The day started earlier than usual. I had much to accomplish before my first day volunteering at the library. With the cooler weather in the morning I decided to turn the soil and plant in a small bed that I haven’t gotten to. Cleaning out the crab grass and other weeds I used a potato fork to lift and aerate the soil. To put lost nitrogen back into the soil I planted soy beans for the first time. In the empty spaces between the beans I planted Radishes to prevent weeds and offer an extra crop while the beans grow. While researching for my gardening book last night I read a piece about using radishes to help feed water into the soil. Since gardening as an art of constantly testing theories I decided there wasn’t much to lose.
I checked on my potato pots and found that the leaves and soil inside had compressed towards the bottom preventing the sprouts from moving up. I removed the extra material and helped the potatoes reach through the leaves. I would try growing them in the soil again except that they take over the garden and are almost impossible to get rid of once planted. If potatoes are planted in the soil do not plan on planting anything else in that spot, ever. It will still be a month before I am pulling any quantities of food out of the garden to note on. The small bits of greens I have taken are more for added flavor and fiber for the food I have stored.
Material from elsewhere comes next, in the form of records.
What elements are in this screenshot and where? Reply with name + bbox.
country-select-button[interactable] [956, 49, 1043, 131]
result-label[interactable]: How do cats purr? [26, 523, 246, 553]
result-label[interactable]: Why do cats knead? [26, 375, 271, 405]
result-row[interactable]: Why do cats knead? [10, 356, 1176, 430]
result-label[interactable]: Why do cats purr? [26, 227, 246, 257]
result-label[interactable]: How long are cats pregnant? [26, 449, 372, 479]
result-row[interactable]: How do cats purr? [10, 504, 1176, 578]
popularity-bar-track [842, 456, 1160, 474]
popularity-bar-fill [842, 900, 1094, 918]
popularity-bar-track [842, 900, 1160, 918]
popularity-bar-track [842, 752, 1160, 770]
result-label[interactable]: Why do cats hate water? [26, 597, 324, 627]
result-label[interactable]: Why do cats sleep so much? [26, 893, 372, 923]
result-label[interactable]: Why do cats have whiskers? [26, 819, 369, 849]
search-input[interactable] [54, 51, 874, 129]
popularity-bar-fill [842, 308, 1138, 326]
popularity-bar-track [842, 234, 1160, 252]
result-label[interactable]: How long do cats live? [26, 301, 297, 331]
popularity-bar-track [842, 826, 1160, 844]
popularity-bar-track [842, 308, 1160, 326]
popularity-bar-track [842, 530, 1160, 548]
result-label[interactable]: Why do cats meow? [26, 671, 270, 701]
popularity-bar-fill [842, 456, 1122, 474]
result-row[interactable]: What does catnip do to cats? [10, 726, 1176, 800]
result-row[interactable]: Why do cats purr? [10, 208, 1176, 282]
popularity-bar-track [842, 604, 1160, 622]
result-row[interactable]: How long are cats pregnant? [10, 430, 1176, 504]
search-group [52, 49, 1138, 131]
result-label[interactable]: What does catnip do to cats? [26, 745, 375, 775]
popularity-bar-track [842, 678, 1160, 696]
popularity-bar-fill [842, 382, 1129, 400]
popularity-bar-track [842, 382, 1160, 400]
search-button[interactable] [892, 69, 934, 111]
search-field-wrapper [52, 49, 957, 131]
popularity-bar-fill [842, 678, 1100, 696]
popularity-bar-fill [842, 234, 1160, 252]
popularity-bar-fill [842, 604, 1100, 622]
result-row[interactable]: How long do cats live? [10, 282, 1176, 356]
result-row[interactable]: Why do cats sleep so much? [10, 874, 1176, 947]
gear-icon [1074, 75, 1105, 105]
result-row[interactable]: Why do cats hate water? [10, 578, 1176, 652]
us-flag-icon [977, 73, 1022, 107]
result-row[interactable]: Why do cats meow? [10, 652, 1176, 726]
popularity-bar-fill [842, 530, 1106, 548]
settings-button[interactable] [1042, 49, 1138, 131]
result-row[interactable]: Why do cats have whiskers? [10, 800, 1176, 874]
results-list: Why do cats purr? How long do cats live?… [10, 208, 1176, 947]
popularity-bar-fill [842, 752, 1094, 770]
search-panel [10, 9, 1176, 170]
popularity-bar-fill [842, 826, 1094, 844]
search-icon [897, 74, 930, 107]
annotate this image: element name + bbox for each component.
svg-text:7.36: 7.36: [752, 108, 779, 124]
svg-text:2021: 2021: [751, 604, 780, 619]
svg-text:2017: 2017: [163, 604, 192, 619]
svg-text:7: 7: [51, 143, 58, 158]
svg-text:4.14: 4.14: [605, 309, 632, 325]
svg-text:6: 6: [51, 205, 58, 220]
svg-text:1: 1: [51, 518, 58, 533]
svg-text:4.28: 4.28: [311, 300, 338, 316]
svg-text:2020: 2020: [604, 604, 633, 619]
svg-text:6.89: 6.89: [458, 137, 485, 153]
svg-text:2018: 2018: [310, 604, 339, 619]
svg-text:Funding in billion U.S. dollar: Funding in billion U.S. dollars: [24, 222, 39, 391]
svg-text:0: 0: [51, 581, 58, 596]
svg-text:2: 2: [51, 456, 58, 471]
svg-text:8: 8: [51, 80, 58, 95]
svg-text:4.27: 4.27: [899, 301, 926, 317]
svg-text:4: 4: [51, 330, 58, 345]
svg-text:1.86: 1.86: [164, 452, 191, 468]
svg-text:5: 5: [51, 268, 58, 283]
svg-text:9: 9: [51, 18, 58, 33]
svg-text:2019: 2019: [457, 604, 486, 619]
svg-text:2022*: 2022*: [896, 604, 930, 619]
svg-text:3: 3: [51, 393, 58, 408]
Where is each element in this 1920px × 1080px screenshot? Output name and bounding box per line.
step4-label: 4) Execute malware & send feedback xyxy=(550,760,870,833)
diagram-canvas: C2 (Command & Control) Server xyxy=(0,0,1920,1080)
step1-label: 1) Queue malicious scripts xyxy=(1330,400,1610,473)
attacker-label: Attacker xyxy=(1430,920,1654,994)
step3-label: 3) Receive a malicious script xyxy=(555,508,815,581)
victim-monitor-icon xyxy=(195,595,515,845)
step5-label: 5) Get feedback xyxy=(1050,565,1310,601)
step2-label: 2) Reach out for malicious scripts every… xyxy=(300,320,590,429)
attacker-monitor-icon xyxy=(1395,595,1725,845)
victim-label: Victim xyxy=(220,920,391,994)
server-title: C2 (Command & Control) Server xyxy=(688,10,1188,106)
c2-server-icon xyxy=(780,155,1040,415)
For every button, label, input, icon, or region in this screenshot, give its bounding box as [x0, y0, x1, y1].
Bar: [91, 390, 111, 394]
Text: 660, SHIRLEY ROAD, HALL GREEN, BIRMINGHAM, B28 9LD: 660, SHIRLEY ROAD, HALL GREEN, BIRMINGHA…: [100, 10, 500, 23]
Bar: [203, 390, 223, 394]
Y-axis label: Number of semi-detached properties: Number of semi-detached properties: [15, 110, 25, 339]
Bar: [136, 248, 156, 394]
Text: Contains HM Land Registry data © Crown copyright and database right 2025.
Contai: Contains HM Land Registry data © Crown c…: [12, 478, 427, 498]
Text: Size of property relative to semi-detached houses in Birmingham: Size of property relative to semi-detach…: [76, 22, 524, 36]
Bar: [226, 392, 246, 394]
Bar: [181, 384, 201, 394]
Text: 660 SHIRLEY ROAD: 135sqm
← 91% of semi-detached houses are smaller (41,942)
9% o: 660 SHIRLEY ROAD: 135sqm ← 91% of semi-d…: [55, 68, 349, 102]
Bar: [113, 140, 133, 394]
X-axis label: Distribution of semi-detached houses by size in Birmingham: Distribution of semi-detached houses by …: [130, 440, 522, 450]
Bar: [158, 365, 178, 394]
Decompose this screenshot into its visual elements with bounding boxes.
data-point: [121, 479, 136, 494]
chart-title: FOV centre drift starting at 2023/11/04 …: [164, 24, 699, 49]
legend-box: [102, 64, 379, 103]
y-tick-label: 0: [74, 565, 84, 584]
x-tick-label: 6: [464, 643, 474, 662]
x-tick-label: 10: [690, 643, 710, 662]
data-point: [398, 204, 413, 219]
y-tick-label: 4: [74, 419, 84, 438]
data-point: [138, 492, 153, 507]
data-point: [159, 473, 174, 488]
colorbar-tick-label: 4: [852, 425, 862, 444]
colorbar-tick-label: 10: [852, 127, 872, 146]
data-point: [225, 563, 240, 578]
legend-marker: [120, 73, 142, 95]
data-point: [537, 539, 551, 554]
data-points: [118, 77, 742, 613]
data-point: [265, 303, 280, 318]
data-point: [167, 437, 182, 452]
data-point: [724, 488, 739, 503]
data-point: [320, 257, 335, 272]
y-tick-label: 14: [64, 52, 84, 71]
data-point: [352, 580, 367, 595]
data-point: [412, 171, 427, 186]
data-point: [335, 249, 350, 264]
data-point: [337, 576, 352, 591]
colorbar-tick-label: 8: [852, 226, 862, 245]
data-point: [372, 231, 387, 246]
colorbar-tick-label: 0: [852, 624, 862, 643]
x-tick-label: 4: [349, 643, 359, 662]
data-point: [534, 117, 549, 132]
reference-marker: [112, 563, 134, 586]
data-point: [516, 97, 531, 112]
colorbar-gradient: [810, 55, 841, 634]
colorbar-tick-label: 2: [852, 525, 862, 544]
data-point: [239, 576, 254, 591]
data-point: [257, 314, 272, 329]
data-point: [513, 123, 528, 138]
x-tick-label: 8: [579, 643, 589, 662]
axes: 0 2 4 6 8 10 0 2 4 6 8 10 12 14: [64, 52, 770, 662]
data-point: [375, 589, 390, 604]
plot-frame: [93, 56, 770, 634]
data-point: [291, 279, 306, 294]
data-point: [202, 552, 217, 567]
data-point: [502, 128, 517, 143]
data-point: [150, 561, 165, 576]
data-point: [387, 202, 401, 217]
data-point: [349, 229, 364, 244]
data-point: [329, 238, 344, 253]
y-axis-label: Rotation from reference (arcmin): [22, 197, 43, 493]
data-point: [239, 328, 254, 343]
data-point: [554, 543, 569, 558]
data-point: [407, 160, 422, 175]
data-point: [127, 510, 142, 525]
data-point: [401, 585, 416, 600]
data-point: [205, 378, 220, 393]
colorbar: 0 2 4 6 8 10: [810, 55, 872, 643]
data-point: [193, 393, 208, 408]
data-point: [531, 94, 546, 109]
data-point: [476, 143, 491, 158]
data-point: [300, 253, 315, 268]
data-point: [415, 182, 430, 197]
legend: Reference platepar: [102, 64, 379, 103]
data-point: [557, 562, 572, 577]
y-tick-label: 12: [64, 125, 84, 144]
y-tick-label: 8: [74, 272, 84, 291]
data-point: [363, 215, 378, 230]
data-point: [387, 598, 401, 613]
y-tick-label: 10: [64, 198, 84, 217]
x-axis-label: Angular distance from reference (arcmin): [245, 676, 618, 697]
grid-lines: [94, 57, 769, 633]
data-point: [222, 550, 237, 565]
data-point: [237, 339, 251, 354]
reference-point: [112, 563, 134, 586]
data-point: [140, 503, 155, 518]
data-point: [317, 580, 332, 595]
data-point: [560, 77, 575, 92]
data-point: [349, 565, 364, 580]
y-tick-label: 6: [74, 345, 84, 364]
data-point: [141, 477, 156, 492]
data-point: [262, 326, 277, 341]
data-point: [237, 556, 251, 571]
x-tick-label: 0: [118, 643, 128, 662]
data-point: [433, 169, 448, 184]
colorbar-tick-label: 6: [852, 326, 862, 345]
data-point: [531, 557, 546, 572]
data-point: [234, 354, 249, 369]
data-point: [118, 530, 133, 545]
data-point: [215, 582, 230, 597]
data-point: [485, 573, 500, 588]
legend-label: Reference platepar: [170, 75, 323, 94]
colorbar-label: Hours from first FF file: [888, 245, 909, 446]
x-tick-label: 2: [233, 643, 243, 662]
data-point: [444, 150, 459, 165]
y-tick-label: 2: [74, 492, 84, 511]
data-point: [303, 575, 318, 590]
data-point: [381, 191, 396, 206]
I have found that traditional prepper food is not a health diet. Sure it may help you survive for a short period of time if something bad happens. What I am finding is that the same foods that are stored for long periods of time also contain many of the things that are causing the health problems many Americans are facing these days. If food is stored in a box it likely contains large amounts of salt (sodium) or sugar. The salt is a preservative and bacteria can not grow on sugar. Took much salt in a diet can lead to water retention and high blood pressure. The sugar spikes insulin levels and promotes the production of fat in the body.
Most canned goods are the same way. Soups, meats, and vegetables are canned with salt to extend shelf life and contain less nutrients than fresh food. Canned fruit is loaded with sugar, even if the can says No Sugar Added the sugar from the fruit is more concentrated much like it is with dried fruit.
Odds are if a prepper is eating these foods they are hunkering down and not as active as they could be.
The traditional rice and beans meal is a high calorie dish that is just as guilty as boxed or canned food. If it was prepared correctly it could be more beneficial. Brown rice has the fiber needed to balance out the dumping of carbohydrates into the liver. Unfortunately brown rice has a short shelf life and spoils unless stored in the fridge. Beans are high in fiber and have been shown in studies to extend the life span of humans. While the two together create a complete protein, the spices and herbs added for flavor also include large amounts of salt. The perfect meal for preppers still has some tweaking to do before it can hold that title.
Currently my diet consist of white rice, greens from the garden, meat from the freezer, and lots of tea. I have some dried beans in the basement but hate cooking them preferring them from the can. I know after everything I just said it sounds stupid. The down side of dried beans is that they should be soaked over night before cooking and even now I haven’t learned to plan that far ahead. As a society that has been trained well to rely on convenience I know I have to undo that training that has been put in me.